Prevention and early identification of acute peri-operative myocardial injury are at least as important as its treatment. Some centers have already implemented active cTn surveillance in patients with cardiovascular risk factors undergoing intermediate to high-risk surgery [8]. Others have not implemented routine surveillance due to lack of robust data on predictive values, patient-related outcome measures, and biomarker-led management [6]. Regardless of the adopted strategy (active surveillance vs. individualized approach), the final goal is to detect peri-operative complications as early as possible.

A Cochrane review suggested that preoperatively increased cTn provides additional predictive value over validated risk prediction scores [13]. Preoperative cTn may be used for informing patients, for peri-operative planning including cardiovascular optimization, modification of anesthesia and surgical techniques, and to flag at-risk patients where increased post-operative surveillance may be useful. To date, no intervention has demonstrated effectiveness for the prevention of myocardial injury, including transdermal bisoprolol 7 days pre- and post-surgery [14], avoidance of hypo- and hypertension [15], or normothermia maintenance [16].

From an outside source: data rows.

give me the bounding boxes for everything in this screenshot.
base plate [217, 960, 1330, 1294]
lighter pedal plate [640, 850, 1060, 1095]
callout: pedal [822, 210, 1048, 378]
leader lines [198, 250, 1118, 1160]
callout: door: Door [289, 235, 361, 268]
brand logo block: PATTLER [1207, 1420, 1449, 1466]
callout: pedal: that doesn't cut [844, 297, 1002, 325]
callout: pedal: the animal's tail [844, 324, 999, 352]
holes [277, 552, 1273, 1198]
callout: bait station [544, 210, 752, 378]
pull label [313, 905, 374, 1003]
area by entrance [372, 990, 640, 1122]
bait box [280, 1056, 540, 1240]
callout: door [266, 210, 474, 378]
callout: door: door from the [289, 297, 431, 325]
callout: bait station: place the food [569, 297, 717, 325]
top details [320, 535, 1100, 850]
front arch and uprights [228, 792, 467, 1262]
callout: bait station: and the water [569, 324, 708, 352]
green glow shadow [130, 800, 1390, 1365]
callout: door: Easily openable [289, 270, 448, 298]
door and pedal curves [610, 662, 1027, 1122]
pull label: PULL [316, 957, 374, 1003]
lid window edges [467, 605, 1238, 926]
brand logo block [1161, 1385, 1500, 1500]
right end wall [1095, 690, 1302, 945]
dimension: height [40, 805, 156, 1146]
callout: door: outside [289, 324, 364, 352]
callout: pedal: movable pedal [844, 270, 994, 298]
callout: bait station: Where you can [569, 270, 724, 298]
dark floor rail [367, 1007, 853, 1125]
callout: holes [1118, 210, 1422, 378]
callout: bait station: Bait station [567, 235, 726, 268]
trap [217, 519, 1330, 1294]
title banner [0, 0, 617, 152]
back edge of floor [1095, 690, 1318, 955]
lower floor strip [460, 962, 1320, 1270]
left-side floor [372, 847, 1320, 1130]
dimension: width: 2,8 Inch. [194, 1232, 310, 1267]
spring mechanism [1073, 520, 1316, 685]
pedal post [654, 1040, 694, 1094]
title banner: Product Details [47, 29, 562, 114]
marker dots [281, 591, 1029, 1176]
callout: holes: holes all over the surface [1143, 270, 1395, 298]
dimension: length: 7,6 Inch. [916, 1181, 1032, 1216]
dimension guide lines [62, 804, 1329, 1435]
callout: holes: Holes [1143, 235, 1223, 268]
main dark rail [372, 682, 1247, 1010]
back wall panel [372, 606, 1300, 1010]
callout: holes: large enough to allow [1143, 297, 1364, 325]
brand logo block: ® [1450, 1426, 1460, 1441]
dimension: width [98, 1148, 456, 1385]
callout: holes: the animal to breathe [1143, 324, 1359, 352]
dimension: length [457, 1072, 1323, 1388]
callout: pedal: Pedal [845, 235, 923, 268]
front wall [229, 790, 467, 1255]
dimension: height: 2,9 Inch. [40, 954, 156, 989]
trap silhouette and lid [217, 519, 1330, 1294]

Studies establishing the discriminatory value of cTn are still lacking. Until such information becomes available, a reasonable plan of action may consist of cTn surveillance among patients with known high-risk of adverse cardiovascular events identified by current risk scoring systems. Early detection should prompt the clinician to look for causes of elevated cTn, (e.g., acute myocardial infarction, acute heart failure, sepsis) some of which will be amenable to treatment using current evidence-based strategies (Fig. 1). Prospective studies of management strategies based on peri-operative cardiac troponin surveillance are currently underway (IMPLEMENT-PMI, NCT05859620).

Take-home message

Increased cardiac troponins are prognostically important for mortality and adverse cardiovascular outcomes in patients undergoing NCS. PMI may be considered as a marker of complications and its early detection should prompt clinicians to look for cardiac and non-cardiac causes. Treatment should be tailored according to etiology.